The daily outcry for Richards and so many following her lead is the claim that women will “lose” access to health care if Planned Parenthood is deprived of federal taxpayer dollars.
So she claims.
Yet, this is the very organization that admits in its own 2015-16 Annual Report that abortion numbers were on the rise while healthcare plummeted. In just one year, Planned Parenthood performed 328,340 abortions. An average of about 900 abortions—day in and day out—900 boys or girls never given the chance to walk this earth.
Nine hundred moms, 900 dads, 900 grandparents that will never have the joy of what that little one will bring about in their lives. And that’s healthcare?
Scrolling through social media this morning, I came across memories I shared from years before. Those posts from years’ past brought me to tears this morning, as I became more and more burdened for whole families ripped apart by abortion.
I thought of the millions of women and men who are desperately searching for healing from past abortions. So many of them don’t even know that’s what they’re looking for in the first place.
Then a smile came across my face as I recalled an often-unseen army of caring hearts making a difference in real health care.
Three years ago, Abby Johnson shared an award on Facebook that a former abortion worker had received, celebrating a recent uptick in how many abortion clients the woman had brought into her clinic back in 2013.
It makes me wonder what kind of “awards” are plastered on walls of Planned Parenthoods across our communities for the increase in 2015-16.
The Alan Guttmacher Institute, Planned Parenthood’s research arm, indicates on its website that in 2011 that some 46 percent of abortion providers offered very early abortions (at four weeks’ gestation or earlier, before the first missed period), as part of the 95 percent of abortions that take place at up to eight weeks from the last menstrual period.

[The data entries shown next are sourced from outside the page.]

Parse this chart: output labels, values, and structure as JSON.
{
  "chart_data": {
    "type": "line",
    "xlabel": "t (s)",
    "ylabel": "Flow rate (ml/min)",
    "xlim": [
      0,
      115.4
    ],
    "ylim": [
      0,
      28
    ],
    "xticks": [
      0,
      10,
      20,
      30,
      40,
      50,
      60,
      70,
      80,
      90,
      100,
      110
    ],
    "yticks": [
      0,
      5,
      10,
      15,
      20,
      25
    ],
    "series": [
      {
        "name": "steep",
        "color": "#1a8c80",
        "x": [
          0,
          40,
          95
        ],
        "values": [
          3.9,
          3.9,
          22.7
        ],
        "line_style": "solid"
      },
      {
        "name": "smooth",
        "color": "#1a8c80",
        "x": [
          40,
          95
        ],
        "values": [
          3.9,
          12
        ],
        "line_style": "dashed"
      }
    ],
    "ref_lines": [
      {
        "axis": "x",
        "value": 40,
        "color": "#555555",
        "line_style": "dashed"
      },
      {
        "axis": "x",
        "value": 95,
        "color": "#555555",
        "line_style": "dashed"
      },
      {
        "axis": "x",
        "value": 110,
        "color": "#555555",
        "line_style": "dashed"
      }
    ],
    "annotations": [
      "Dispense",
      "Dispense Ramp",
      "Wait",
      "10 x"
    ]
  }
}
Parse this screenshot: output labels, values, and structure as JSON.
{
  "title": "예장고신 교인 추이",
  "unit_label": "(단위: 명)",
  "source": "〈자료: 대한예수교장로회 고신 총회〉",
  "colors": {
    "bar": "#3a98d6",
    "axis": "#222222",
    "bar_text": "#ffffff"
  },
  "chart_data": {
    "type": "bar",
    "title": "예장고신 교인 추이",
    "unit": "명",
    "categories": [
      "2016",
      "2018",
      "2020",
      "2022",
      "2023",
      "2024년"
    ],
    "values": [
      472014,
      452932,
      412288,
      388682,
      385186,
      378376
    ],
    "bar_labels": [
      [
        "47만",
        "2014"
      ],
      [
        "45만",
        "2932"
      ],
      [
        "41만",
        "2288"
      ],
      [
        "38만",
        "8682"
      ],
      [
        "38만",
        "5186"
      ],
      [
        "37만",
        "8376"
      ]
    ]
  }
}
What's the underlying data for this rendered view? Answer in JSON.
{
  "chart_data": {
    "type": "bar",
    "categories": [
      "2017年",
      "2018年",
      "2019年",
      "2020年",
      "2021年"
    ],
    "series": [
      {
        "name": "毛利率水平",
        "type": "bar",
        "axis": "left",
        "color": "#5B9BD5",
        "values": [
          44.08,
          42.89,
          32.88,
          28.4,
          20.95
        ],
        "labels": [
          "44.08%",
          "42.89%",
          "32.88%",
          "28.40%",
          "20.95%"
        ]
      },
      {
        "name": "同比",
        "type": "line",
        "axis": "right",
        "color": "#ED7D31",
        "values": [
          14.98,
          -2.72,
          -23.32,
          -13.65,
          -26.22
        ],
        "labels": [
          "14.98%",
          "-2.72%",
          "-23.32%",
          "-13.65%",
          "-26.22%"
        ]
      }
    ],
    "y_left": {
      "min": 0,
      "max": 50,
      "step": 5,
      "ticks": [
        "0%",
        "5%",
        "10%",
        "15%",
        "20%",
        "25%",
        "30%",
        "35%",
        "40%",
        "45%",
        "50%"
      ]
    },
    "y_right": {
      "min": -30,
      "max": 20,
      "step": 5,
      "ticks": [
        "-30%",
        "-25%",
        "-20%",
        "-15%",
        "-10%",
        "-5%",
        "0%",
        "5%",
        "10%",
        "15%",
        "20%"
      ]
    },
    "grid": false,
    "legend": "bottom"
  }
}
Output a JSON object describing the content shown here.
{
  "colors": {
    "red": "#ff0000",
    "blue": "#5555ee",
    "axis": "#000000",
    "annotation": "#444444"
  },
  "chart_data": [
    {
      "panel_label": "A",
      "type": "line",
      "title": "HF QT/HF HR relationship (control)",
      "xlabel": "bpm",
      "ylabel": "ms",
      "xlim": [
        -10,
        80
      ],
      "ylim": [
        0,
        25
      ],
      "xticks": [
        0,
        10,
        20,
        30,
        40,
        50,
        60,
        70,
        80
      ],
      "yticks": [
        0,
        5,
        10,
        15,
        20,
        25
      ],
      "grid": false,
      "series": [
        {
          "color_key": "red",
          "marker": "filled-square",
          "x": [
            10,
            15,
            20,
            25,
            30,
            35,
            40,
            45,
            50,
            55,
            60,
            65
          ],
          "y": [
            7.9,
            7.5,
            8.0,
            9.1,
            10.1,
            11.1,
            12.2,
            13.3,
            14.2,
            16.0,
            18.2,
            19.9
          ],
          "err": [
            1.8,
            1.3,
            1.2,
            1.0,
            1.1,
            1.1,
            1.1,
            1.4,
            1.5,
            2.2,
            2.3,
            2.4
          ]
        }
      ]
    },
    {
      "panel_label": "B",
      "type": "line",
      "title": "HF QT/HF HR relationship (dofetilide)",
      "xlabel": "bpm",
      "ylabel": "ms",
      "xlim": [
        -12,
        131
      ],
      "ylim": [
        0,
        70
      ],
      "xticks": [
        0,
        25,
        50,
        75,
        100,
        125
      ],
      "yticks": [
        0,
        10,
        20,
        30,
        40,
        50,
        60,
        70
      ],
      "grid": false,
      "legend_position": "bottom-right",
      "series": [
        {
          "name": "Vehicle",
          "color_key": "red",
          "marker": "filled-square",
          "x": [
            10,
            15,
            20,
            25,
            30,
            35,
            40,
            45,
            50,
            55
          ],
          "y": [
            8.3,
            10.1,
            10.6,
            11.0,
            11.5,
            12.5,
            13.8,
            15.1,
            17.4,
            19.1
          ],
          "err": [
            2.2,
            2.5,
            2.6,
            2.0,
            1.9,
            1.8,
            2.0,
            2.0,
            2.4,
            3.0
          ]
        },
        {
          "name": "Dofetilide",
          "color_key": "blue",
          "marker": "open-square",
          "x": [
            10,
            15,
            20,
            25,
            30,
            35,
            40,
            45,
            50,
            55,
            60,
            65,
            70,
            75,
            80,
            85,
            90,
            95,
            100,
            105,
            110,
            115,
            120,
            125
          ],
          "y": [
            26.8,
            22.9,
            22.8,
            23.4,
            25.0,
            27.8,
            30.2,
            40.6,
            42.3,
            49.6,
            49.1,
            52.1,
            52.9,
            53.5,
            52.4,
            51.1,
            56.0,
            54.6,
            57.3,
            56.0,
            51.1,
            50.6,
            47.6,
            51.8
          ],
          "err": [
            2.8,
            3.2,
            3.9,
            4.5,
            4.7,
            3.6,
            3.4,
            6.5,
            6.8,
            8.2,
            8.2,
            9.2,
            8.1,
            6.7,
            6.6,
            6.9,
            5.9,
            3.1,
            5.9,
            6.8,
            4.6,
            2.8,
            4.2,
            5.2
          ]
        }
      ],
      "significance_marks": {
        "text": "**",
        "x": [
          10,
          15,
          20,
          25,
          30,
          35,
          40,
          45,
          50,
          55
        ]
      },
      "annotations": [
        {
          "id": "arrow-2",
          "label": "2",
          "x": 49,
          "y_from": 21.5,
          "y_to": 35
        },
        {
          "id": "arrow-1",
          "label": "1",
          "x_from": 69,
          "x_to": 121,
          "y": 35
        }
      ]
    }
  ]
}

Let’s say 95 percent of these abortions up to eight weeks were surgical, and apply that percentage to 2015-16 numbers. In my state of Tennessee, the average cost for a first-trimester surgical abortion is about $585. At over 300,000 lives (95 percent of all Planned Parenthood’s abortions), we’re talking $182 million dollars worth of income.
That’s running the numbers conservatively. Planned Parenthood claimed $306.8 million in the chilling named “Health Services Revenue” category. And it’s before you factor in taxpayer funding in the neighborhood of $554.6 million.
100 Years of “Care” in the cost of $18,247,495,500.
Of course, the issue isn’t about health care at all. The numbers speak volumes. Is this really what families deserve? A certificate plastered in an abortion business that commemorates them resorting to death?
Care. No matter what. No matter to whom?
It’s time that we as communities rise up and support the many pregnancy help and community health centers providing real care—the kind that cares for both mom and baby.
Tweet This: Let's stop the #Abortion as #healthcare schtick. Families deserve better #prolife
We are here to help, and we do so in love. That’s why non-profit pregnancy help centers out-number for-profit abortions clinics more than 3 to 1 throughout the U.S. We’re there to help every woman we meet make the healthiest choice for everyone involved in her unexpected pregnancy.
Regardless of what she chooses, we are there to love both her and her baby.
Many of our pregnancy help and community health centers provide this REAL care on shoestring budgets at no cost to the woman. Funded by communities that want to make a real difference in the lives they serve day in and day out.
Let’s focus on real care provided by real pregnancy help and community health centers, giving a gift that will carry on for generations. This is real health care. We are the pro-love generation.